Peat bogs, which cover 3% of the world’s land surface, are special places. While historically often considered as worthless morasses, today they are recognised as beautiful habitats providing environmental benefits from biodiversity to climate regulation. However, they are threatened by drainage, land reclamation for agriculture, and peat cutting for fuel, which has significantly reduced the extent and condition of these ecosystems on a global scale. Bogs are fragile and sensitive to change, whether by human hands or by processes such as climate change.
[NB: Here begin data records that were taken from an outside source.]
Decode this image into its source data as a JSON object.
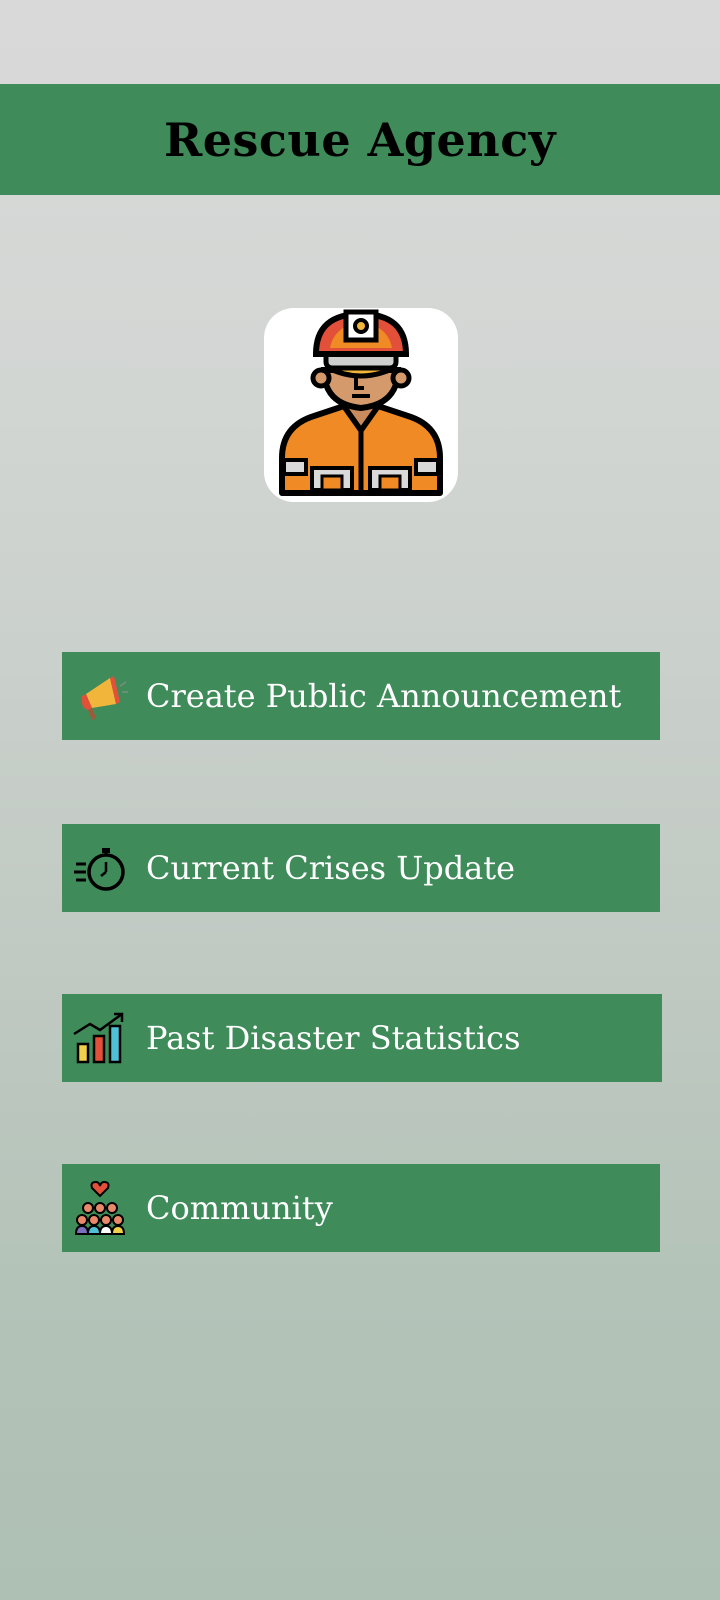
{
  "header": {
    "title": "Rescue Agency"
  },
  "avatar": {
    "icon": "rescue-worker-icon"
  },
  "menu": [
    {
      "label": "Create Public Announcement",
      "icon": "megaphone-icon"
    },
    {
      "label": "Current Crises Update",
      "icon": "stopwatch-icon"
    },
    {
      "label": "Past Disaster Statistics",
      "icon": "bar-chart-icon"
    },
    {
      "label": "Community",
      "icon": "community-icon"
    }
  ],
  "colors": {
    "header_bg": "#3f8b5a",
    "button_bg": "#3f8b5a",
    "title_text": "#000000",
    "button_text": "#ffffff"
  }
}
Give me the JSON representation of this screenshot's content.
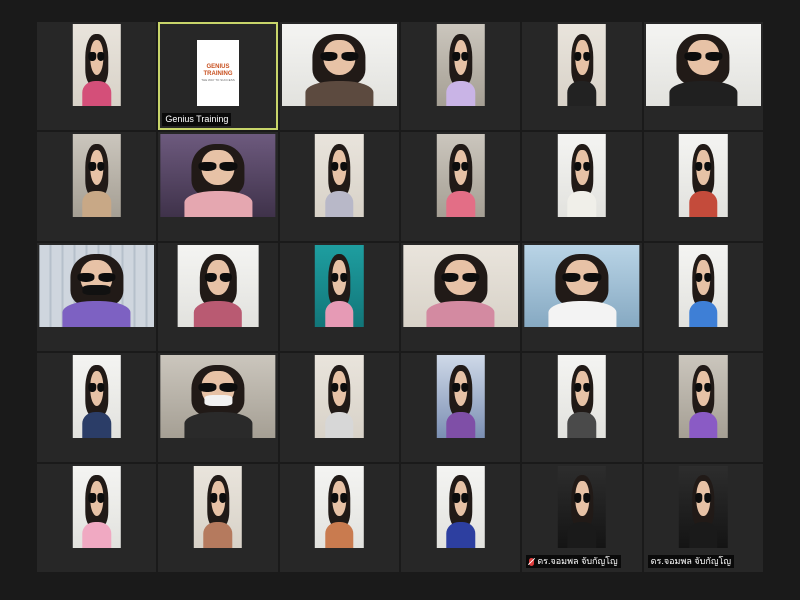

A less well known aspect of bogs is their remarkable archaeological potential. In their undisturbed state at least, bogs are anoxic (oxygen-free) environments due to their saturation. These conditions are hostile to the microbes and fungi that would normally decay organic material such as the remains of plants, which are the principal constituents of the peat. The same anoxic conditions also offer protection from decay for organic archaeological remains. The vast majority of objects and structures used by our ancestors were made from organic materials (in particular wood). These are normally lost on dryland archaeological sites but can be preserved in peatlands.
The saturated conditions mean that even soft tissue can survive, including both skin and internal organs. Probably the best known archaeological finds are the remains of “bog bodies” such as the famous prehistoric Tollund Man in Denmark, Lindow Man in the U.K., or the more recent Irish discoveries of Clonycavan Man, Old Croghan Man and Ireland’s oldest known bog body, Cashel Man, dated to the Bronze Age.